Note that course readings include pieces written by activist-scholars and movement-embedded researchers alongside case studies examining historical and contemporary social movements.
Outline
Week 1: Social Movements: Conceptual Considerations
Week 2: Theories of Social Movements and Collective Action I: Classical Approaches
Week 3: Theories of Social Movements and Collective Action II: Classical Approaches and New Directions
Week 4: The hidden forms of resistance: Infrapolitics and the (Re)Definition of Social Movements
Week 5: Social Movements in North America I (case studies)
Week 6: Social Movements in North America II (case studies)
Week 7: Social Movements in North America III (case studies)
Week 8: Social Movements in North America IV (case studies)
Week 9: Understanding Social Movements from Within: Ideology and Politics
Week 10: Understanding Social Movements from Within II: Tactics and Strategies
Week 11: Understanding Social Movements from Within III: Organizing and Movement-Building
Week 12: Social Movements as Sites of Collective Learning
Week 13: Studying with Movements / Learning from Movements: Activist Research and Method
Week 14: Final Paper/Project Due
Objectives
By the end of this course, students should be able to:
- describe key theories and conceptual frameworks in social movement studies.
- describe the historical development and social transformations propelled by major social movements in North America (Civil Rights Movement; labour movement; environmentalism; Indigenous and anti-colonial struggles; Feminist and LGBTQ+ movements; Black Lives Matter and contemporary racial justice activism, and Migrant justice movements).
- theorize social movements as dynamic sites of knowledge production.
- develop research skills useful to the study of social movements from interdisciplinary perspectives.
Evaluation
To receive credit for this course, students must participate in the online activities, successfully complete the assignments, and achieve a final mark of at least 60 per cent.
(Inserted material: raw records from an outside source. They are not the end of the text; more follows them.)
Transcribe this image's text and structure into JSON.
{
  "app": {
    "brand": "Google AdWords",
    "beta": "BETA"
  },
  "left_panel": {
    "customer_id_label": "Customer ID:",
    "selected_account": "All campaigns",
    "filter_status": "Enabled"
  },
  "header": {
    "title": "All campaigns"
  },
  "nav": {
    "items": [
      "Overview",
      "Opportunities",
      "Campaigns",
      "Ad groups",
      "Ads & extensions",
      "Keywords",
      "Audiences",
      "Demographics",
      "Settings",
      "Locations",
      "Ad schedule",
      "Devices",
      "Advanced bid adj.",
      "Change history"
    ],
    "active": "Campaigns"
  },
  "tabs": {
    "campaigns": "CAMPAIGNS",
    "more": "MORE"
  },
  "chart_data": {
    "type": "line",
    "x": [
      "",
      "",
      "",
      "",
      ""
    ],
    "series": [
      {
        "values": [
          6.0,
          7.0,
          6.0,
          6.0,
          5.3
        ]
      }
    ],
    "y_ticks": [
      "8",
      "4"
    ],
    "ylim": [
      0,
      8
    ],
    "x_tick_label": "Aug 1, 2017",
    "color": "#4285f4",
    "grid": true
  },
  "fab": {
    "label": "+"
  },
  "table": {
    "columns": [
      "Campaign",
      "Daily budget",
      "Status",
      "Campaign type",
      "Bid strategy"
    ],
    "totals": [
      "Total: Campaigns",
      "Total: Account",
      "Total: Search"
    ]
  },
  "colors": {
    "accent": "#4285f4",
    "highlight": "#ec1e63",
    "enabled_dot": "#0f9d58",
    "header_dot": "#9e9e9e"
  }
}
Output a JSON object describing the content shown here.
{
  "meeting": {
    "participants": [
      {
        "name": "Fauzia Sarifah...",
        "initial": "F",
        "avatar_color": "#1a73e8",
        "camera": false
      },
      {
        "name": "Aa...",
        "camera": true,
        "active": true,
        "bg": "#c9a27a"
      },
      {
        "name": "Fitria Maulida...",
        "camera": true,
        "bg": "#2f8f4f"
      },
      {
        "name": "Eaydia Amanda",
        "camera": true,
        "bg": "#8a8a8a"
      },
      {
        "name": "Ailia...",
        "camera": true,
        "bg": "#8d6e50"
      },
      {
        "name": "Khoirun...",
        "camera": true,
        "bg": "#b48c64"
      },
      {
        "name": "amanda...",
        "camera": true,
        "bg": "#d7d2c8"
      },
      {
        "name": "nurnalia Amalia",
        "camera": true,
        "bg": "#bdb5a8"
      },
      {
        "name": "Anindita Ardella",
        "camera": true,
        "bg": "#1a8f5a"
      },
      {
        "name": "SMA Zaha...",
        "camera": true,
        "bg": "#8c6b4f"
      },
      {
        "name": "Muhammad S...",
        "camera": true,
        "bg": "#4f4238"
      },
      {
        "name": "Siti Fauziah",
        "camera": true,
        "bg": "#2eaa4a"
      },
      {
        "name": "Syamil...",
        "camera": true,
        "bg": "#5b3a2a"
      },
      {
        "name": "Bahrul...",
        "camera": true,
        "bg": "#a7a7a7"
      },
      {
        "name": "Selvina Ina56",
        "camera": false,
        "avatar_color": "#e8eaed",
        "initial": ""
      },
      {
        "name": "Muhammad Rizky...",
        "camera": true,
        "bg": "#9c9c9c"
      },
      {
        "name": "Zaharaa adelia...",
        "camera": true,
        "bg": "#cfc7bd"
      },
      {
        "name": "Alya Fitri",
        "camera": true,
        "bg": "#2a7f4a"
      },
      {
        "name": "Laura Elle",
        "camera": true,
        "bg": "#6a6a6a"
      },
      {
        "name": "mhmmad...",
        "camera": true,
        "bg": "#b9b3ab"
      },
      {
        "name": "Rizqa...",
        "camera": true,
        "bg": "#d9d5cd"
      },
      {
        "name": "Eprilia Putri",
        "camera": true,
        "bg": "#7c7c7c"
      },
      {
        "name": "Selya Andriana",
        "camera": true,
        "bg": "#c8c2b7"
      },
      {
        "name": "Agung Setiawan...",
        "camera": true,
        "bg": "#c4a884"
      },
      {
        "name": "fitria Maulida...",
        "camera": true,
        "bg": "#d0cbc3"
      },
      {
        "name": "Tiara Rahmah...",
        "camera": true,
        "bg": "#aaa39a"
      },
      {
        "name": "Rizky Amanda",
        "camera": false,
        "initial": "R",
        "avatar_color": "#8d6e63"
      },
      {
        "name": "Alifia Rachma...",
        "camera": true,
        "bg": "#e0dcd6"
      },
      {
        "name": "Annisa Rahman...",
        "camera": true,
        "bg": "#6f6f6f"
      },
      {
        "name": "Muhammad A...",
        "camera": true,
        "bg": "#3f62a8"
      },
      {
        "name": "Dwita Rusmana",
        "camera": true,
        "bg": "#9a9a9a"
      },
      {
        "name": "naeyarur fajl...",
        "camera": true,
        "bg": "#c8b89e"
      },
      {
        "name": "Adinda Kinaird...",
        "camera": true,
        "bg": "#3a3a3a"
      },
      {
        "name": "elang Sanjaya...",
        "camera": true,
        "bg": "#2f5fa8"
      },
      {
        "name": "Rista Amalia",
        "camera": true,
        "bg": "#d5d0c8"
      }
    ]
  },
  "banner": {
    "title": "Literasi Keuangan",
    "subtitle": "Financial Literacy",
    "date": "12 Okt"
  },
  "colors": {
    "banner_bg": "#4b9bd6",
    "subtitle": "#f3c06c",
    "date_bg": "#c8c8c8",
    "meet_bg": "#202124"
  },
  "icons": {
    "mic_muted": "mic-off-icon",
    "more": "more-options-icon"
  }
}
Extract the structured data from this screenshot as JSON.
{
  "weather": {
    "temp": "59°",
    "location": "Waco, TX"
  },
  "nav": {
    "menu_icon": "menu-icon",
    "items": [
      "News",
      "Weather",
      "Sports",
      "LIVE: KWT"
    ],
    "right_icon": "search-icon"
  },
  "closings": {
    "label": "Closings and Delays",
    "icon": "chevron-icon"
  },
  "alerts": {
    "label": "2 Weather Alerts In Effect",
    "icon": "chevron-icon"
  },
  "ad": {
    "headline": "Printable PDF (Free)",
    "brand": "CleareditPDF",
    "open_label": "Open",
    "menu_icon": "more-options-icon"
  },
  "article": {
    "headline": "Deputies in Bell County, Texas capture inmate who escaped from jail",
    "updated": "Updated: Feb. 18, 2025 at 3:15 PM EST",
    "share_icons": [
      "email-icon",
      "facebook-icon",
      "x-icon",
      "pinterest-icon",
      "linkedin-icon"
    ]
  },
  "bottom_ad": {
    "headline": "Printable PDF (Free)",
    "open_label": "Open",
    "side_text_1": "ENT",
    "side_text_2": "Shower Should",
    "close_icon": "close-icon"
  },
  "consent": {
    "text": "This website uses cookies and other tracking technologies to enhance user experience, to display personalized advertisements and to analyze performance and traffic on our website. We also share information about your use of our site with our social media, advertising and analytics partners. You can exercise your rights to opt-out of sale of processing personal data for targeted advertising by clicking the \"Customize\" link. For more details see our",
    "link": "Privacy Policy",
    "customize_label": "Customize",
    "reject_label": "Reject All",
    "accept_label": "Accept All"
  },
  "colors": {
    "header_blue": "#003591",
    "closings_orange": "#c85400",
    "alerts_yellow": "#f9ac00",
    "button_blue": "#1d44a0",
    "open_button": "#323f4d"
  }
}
Students should be familiar with the Master of Arts—Interdisciplinary Studies grading system. Please note that it is students' responsibility to maintain their program status. Any student who receives a grade of "F" in one course, or a grade of "C" in more than one course, may be required to withdraw from the program.
The following table summarizes the evaluation activities and the credit weights associated with them.
Activity | Weight |
Analytical Commentaries | 30% |
Responses to Peer Commentaries | 15% |
Research Project or Final Paper Proposal | 25% |
Final Paper Submission | 30% |
Total | 100% |
Materials
Digital course materials
Links to the following course materials will be made available in the course:
- Choudry, A. (2015). Learning activism: The intellectual life of contemporary social movements. University of Toronto Press.
- Dixon, C. (2014). Another politics: Talking across today’s transformative movements. University of California Press.
- Scott, J. (2009). The art of not being governed: An anarchist history of upland Southeast Asia. Yale University Press.
- Staggenborg, S., & Ramos, H. (2023). Social movements (4th edition). Oxford University Press.